As he spoke I looked up, first to observe that we had paused before a handsome square brick residence, centering a beautiful smooth lawn, its emerald only littered with the light gold of the earliest autumn leaves. On either side of the trim walk that led up from the gate to the carved stone ballusters of the broad piazza, with its empty easy chairs, were graceful vases, frothing over with late blossoms, and wreathed with laurel-looking vines; and, luxuriantly lacing the border of the pave that turned the farther corner of the house, blue, white and crimson, pink and violet, went fading away in perspective as my gaze followed the gesture of the Major's.

"Here, come a little farther. Now do you see that man there?"

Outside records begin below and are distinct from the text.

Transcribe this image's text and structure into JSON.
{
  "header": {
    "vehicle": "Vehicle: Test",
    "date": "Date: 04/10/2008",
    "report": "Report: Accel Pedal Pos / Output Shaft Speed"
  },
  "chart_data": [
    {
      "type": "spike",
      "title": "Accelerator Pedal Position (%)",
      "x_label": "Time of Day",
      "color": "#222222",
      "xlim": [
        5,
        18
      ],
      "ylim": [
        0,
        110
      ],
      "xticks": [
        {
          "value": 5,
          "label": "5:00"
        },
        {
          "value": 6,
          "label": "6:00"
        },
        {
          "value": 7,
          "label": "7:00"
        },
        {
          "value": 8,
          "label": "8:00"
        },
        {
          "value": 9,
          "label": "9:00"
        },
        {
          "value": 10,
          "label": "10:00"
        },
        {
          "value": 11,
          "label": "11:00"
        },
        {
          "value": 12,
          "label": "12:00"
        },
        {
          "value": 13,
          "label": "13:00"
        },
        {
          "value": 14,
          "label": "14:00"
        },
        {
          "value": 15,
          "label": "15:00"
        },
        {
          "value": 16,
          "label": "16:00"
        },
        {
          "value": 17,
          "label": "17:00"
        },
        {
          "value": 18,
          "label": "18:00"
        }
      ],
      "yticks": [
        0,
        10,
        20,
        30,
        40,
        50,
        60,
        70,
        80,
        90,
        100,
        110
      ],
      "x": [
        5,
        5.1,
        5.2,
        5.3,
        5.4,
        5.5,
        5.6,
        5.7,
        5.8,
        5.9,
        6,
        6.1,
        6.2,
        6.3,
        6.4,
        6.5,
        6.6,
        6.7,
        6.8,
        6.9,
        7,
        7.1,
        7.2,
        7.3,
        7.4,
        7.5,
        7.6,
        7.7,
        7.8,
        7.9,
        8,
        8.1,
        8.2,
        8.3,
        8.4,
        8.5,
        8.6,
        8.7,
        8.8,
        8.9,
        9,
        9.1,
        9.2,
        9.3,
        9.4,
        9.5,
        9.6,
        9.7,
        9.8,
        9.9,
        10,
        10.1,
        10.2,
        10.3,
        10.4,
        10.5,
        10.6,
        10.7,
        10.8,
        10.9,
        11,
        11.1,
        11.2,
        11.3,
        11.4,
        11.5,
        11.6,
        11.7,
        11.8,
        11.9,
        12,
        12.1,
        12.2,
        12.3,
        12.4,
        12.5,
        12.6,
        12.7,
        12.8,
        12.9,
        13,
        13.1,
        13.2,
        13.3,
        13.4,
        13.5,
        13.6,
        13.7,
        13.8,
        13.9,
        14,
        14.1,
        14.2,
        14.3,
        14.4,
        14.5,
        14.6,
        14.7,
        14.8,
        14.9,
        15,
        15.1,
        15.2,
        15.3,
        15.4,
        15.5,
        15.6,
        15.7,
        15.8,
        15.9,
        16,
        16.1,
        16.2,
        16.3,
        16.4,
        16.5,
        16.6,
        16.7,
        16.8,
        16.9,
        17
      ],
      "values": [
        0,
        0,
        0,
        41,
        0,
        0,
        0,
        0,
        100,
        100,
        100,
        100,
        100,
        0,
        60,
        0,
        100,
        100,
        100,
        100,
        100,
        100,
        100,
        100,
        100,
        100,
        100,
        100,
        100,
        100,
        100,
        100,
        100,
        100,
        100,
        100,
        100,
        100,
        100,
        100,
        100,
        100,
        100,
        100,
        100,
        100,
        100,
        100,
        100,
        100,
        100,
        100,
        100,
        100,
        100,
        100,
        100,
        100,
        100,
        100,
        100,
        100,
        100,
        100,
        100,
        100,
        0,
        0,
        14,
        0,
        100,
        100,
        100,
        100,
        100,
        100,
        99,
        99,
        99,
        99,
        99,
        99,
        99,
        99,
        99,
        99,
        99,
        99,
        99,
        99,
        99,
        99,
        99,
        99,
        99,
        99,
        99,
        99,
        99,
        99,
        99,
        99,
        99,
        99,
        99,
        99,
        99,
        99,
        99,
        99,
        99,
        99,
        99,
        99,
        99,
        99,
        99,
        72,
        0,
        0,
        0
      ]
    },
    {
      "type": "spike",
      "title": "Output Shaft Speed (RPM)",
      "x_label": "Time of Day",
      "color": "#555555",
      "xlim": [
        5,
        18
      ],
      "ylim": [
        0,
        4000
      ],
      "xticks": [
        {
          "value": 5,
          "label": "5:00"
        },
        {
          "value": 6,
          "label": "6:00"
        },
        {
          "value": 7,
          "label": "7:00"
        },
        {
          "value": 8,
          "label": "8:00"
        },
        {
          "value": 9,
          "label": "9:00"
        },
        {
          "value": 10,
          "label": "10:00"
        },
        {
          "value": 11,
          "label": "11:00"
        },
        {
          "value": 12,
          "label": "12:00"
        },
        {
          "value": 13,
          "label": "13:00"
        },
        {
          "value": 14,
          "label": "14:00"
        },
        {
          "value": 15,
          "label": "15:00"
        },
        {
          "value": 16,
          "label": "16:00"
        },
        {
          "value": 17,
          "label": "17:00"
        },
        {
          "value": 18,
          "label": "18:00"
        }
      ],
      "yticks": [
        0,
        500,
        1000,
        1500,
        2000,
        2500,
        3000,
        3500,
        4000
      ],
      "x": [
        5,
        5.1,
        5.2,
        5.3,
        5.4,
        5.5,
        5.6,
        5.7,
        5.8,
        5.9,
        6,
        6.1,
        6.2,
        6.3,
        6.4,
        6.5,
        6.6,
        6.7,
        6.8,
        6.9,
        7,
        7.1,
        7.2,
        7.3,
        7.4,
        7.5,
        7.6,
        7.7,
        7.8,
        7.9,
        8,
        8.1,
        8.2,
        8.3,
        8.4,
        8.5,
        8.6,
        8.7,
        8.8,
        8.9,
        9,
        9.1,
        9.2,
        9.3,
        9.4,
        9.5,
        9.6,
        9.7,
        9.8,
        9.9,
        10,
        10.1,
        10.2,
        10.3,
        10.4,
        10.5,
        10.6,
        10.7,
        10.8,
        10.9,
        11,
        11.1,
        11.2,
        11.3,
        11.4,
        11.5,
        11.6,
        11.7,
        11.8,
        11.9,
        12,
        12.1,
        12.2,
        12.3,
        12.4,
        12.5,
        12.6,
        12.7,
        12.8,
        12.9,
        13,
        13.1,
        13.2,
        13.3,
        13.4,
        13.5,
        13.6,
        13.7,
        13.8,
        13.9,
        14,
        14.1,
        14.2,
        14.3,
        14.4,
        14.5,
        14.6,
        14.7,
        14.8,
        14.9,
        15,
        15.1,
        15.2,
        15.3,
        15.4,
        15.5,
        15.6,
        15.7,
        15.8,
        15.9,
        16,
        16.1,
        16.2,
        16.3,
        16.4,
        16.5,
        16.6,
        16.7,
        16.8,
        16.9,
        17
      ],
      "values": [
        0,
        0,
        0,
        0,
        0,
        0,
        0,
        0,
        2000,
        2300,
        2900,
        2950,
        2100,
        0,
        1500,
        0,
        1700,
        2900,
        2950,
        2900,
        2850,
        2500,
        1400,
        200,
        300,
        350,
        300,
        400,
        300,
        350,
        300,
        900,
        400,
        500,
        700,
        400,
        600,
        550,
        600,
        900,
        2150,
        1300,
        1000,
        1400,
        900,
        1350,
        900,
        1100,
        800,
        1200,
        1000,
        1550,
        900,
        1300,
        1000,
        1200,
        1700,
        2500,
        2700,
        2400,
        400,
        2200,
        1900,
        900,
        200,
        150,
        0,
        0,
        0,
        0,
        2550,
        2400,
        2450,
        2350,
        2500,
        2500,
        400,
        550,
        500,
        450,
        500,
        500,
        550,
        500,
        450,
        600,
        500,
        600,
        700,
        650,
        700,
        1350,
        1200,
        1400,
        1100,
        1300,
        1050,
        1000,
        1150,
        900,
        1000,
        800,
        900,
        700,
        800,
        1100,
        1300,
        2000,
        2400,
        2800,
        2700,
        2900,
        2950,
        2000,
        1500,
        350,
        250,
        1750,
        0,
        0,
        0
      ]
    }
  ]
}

Yes, I could make out a figure in the deepening dusk—the figure of a man on the back stoop—a tired-looking man, in his shirt-sleeves, who sat upon a low chair—no, not a chair—an empty box. He was leaning forward with his elbows on his knees, and the hands dropped limp. He was smoking, too, I could barely see his pipe, and but for the odor of very strong tobacco, would not have known he had a pipe. Why does the master of the house permit his servants so to desecrate this beautiful home? I thought.

"Well, shall we go now?" said the Major.

I turned silently and we retraced our steps. I think neither of us spoke for the distance of a square.

"Guess you didn't know the man there on the back porch?" said the Major.

"No; why?" I asked dubiously.

"I hardly thought you would, and besides the poor fellow's tired, and it was best not to disturb him," said the Major.

"Why; who was it—some one I know?"

"It was Tommy."

"Oh," said I inquiringly, "he's employed there in some capacity?"

"Yes, as master of the house."

"You don't mean it?"

"I certainly do. He owns it, and made every cent of the money that paid for it!" said the Major proudly. "That's why I wanted you particularly to note that 'eminent characteristic' I spoke of. Tommy could just as well be sitting, with a fine cigar, on the front piazza in an easy chair, as, with his dhudeen, on the back porch, on an empty box, where every night you'll find him. It's the unconscious dropping back into the old ways of his father, and his father's father, and his father's father's father. In brief, he sits there the poor lorn symbol of the long oppression of his race."